« L’école doit prendre en compte la diversité des familles »
Pour le sociologue Pierre Périer, maître de conférences à l’université Rennes 2, les familles populaires souhaitent une répartition plus stricte des rôles. Aux parents l’éducation. À l’école le scolaire, tout le scolaire, y compris l’aide aux devoirs.
Pourquoi le système scolaire français devient-il de plus en plus inégalitaire ?
PIERRE PÉRIER : Les statistiques montrent en effet que les inégalités se creusent. Les meilleurs font plus que jamais la course en tête, tandis que de 15 à 20 % des élèves rencontrent des difficultés scolaires croissantes.
Parmi eux, on trouve beaucoup de familles modestes domiciliées dans des quartiers qui ont perdu leur mixité sociale. Cet entre-soi subi pèse sur l’émulation et le rapport au savoir.
Comment se caractérisent les relations entre les familles populaires et l’école ?

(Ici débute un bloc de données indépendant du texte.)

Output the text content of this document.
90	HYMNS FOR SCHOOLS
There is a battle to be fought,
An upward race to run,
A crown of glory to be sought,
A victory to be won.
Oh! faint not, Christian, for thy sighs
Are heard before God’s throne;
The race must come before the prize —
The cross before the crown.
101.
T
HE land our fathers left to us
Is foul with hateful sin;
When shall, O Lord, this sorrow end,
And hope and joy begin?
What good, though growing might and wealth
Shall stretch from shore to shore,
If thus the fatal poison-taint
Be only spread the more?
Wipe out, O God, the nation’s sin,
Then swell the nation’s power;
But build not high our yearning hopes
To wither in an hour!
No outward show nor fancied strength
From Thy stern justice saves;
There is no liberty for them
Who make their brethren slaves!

P. P. : Quand leurs enfants sont en échec, elles en rejettent la responsabilité sur l’institution – plus que sur les enseignants – en invoquant les classes surchargées.
Et, en même temps, elles expriment souvent une forme de fatalisme : « C’est comme ça, mon fils a toujours été mauvais dans cette matière. Comme moi, d’ailleurs. »
De fait, il n’est pas rare que la situation des élèves fasse écho au délicat parcours scolaire des parents. Pour préserver le lien familial, ces derniers préfèrent trouver des excuses à leurs enfants.
Comment améliorer la confiance entre parents et enseignants ?
P. P. : Plutôt que de confiance, je parlerais de nécessaire reconnaissance mutuelle. La plupart des parents reconnaissent le rôle essentiel des enseignants, sans que ceux-ci en aient conscience.
Les familles les plus modestes n’arrivent pas toujours à communiquer avec l’école suivant les modalités qu’elle leur impose. Les enseignants leur font passer les informations par écrit, alors que beaucoup ont du mal avec la lecture.
De même, ils tiennent des réunions à des horaires parfois incompatibles avec les emplois des parents : les cadres, en général, parviennent à se libérer, mais pas les femmes de ménage en CDD.
Du coup, de nombreux professeurs considèrent une partie des parents comme démissionnaires et les stigmatisent, voire les disqualifient, parce qu’ils s’écartent de la norme qu’eux-mêmes ont unilatéralement fixée.
Comment améliorer la communication ?
P. P. : L’école doit expliciter ce qu’elle attend des parents. Ce qui devrait l’amener à réviser ses attentes, puisque nombre de familles ne sont pas à même de les satisfaire. Elle doit, dans sa façon de communiquer, prendre en compte leur diversité.
Elle doit aussi anticiper, ne pas attendre que tombent les premiers résultats pour faire venir les parents à l’école. Enfin, il faut insérer les familles dans un réseau (associations de parents d’élèves, associations de quartier, etc.), ne pas les laisser seules dans une relation asymétrique avec les enseignants.
Au-delà de cela, il faut aussi prendre en compte les attentes de ces familles populaires : leur priorité, c’est une complémentarité avec les enseignants. Elles souhaitent qu’on les laisse s’occuper de l’éducation de leurs enfants.
Et que l’école se charge, de A à Z, des questions scolaires, y compris l’aide aux devoirs, un facteur d’inégalité sociale dans la mesure où ces familles se sentent souvent démunies face aux apprentissages.